Personal Care Aides in New York earned an average $10.85 per hour in 2015. With growing need and a shrinking supply of workers, family caregiving will become more strenuous and expensive. How should we address this problem?

“This is a problem that’s only going to get worse as the Baby Boomers get older. The challenges are two-fold: on the one hand, many families go into debt or exhaust all of their resources caring for a loved one. On the other hand, personal care aides barely earn enough to get by. It’s a catch 22 that requires a lot of thought. The first step is passing the RAISE Family Caregivers Act, which calls for a strategy to tackle this issue.”

What does the future of health care look like for older adults?

“The future of health care for our older generation will really depend on the policies we put in place now. Whether it’s legislation that incentivizes pharmaceutical innovation, proposals dealing with Medicare, or focusing our resources towards preventive care, the decisions we make now will transform our entire health system for decades to come.”

Where do you see innovation in health care for older adults and how do you plan to prioritize these programs in the future?
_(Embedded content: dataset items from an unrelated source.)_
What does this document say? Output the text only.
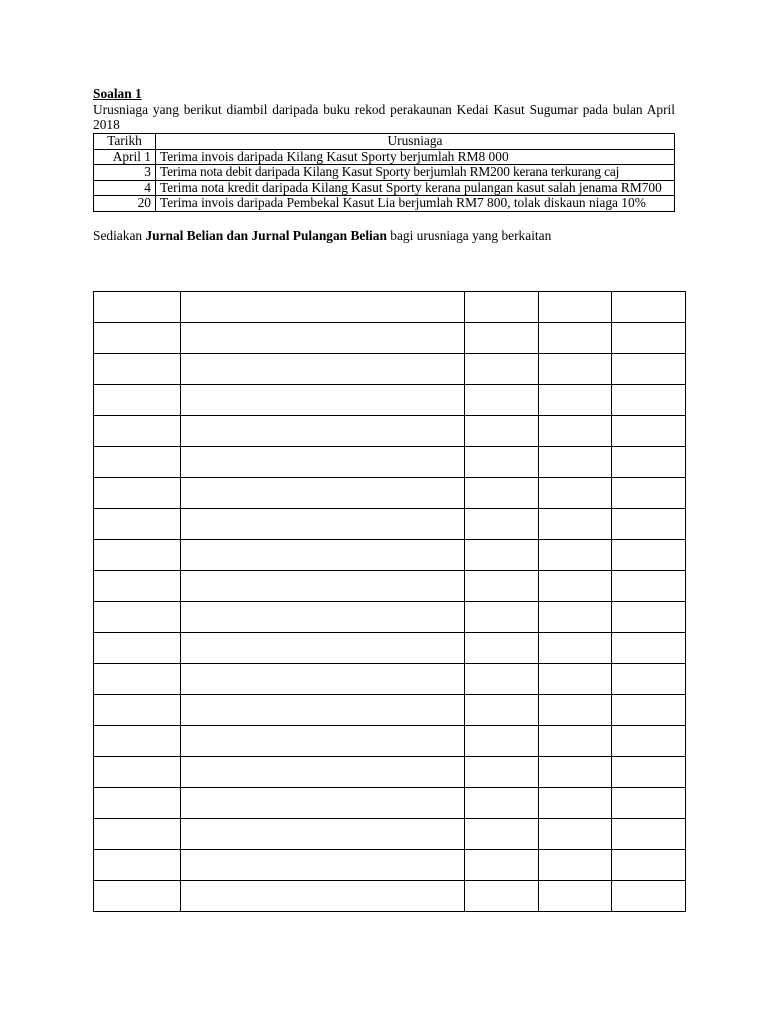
Soalan 1

Urusniaga yang berikut diambil daripada buku rekod perakaunan Kedai Kasut Sugumar pada bulan April 2018

Tarikh	Urusniaga
April 1	Terima invois daripada Kilang Kasut Sporty berjumlah RM8 000
3	Terima nota debit daripada Kilang Kasut Sporty berjumlah RM200 kerana terkurang caj
4	Terima nota kredit daripada Kilang Kasut Sporty kerana pulangan kasut salah jenama RM700
20	Terima invois daripada Pembekal Kasut Lia berjumlah RM7 800, tolak diskaun niaga 10%
Sediakan Jurnal Belian dan Jurnal Pulangan Belian bagi urusniaga yang berkaitan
“Year after year, we see how numerous improvements in technology bring new cures to light and improve the health outcomes of people across the nation. We will continue to see advances in the quality of life of older adults as the understanding of health and disease continues to improve. Personalized care, smart devices, electronic health records, healthcare costs, preventive care and medical treatments and medicines, are all areas that are ripe with opportunity for innovation. Congress’ job is to ensure that policies that incentivize research and modernization within our health care system are put in place. I will continue to support legislation that addresses challenges and opportunities within our health system. An example of legislation I supported to improve health outcomes for years to come is the 21st Century Cures Act, which promotes medical innovation and aims to fast track the creation of cures for diseases like cancer and Alzheimer’s.”
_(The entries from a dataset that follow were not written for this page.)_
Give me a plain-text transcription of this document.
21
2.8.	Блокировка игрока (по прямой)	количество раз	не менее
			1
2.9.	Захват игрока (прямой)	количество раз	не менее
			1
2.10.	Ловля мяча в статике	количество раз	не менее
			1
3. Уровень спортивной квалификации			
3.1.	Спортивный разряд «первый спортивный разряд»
The Geriatrics Workforce Enhancement Program (GWEP) is currently the only federal program that develops a health care workforce that maximizes patient and family engagement while improving health outcomes for older adults. With Direct-care workers providing an estimated 70-80% of the paid hands-on care for older adults or those living with disabilities or other chronic conditions in New York, how do you envision supporting these workers and those they care for in your home state?

“One option that has been floated is the ability for folks to deduct from their taxes the expenses associated with caring for a loved one. The problem is on both the family side and the health aide side. Families can’t afford to pay for constant care, and aides don’t earn enough to support themselves. We have to make sure insurance is part of the conversation as well.”
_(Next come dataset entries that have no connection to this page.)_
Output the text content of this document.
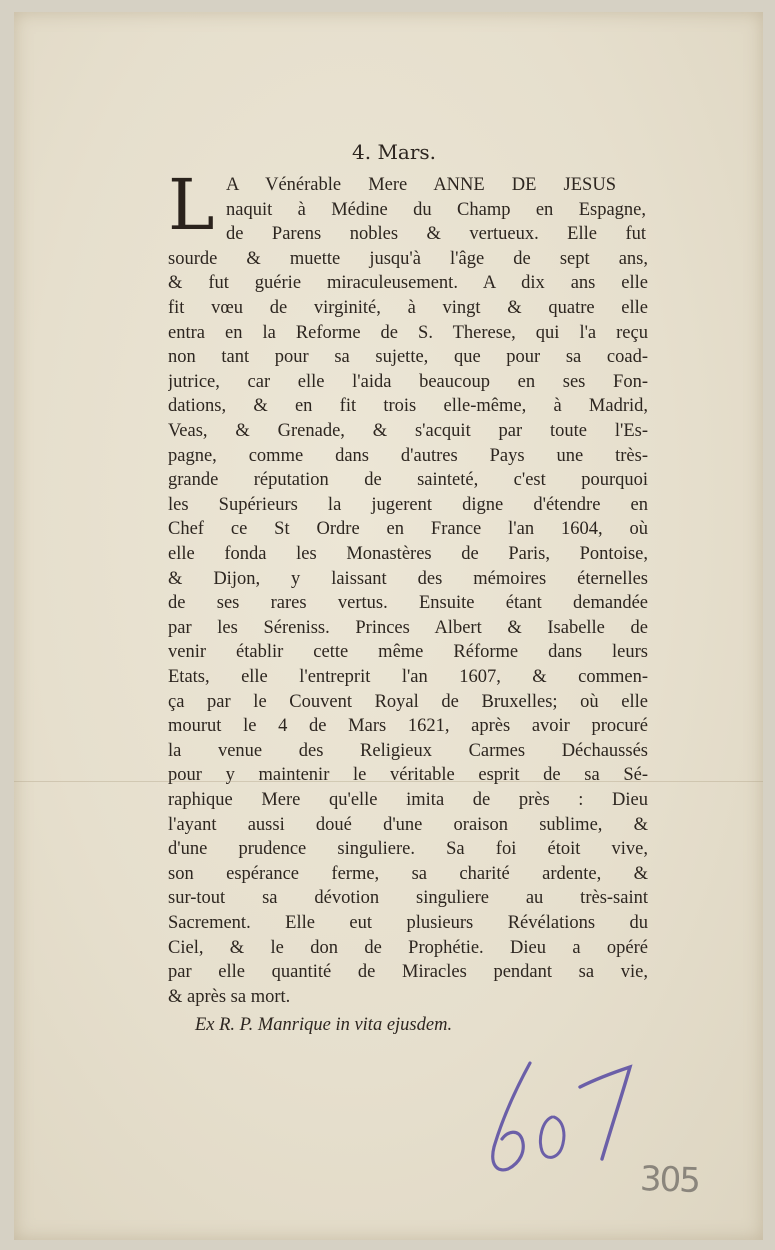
4. Mars.
L A Vénérable Mere ANNE DE JESUS
naquit à Médine du Champ en Espagne,
de Parens nobles & vertueux. Elle fut
sourde & muette jusqu'à l'âge de sept ans,
& fut guérie miraculeusement. A dix ans elle
fit vœu de virginité, à vingt & quatre elle
entra en la Reforme de S. Therese, qui l'a reçu
non tant pour sa sujette, que pour sa coad-
jutrice, car elle l'aida beaucoup en ses Fon-
dations, & en fit trois elle-même, à Madrid,
Veas, & Grenade, & s'acquit par toute l'Es-
pagne, comme dans d'autres Pays une très-
grande réputation de sainteté, c'est pourquoi
les Supérieurs la jugerent digne d'étendre en
Chef ce St Ordre en France l'an 1604, où
elle fonda les Monastères de Paris, Pontoise,
& Dijon, y laissant des mémoires éternelles
de ses rares vertus. Ensuite étant demandée
par les Séreniss. Princes Albert & Isabelle de
venir établir cette même Réforme dans leurs
Etats, elle l'entreprit l'an 1607, & commen-
ça par le Couvent Royal de Bruxelles; où elle
mourut le 4 de Mars 1621, après avoir procuré
la venue des Religieux Carmes Déchaussés
pour y maintenir le véritable esprit de sa Sé-
raphique Mere qu'elle imita de près : Dieu
l'ayant aussi doué d'une oraison sublime, &
d'une prudence singuliere. Sa foi étoit vive,
son espérance ferme, sa charité ardente, &
sur-tout sa dévotion singuliere au très-saint
Sacrement. Elle eut plusieurs Révélations du
Ciel, & le don de Prophétie. Dieu a opéré
par elle quantité de Miracles pendant sa vie,
& après sa mort.
Ex R. P. Manrique in vita ejusdem.
607
305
Congressman Daniel “Dan” M. Donovan, Jr. represents Staten Island and parts of South Brooklyn in the 11th Congressional District of New York in the U.S. House of Representatives. Dan was elected on May 5, 2015 during a special election and sworn in on May 12, 2015.

Dan serves as Chairman of the House Subcommittee on Emergency Preparedness, Response, and Communications. In that role, he exercises oversight of the federal government’s anti-terror and disaster response policies, issues critical to Staten Island and South Brooklyn. Dan also serves on the House Committee on Foreign Affairs.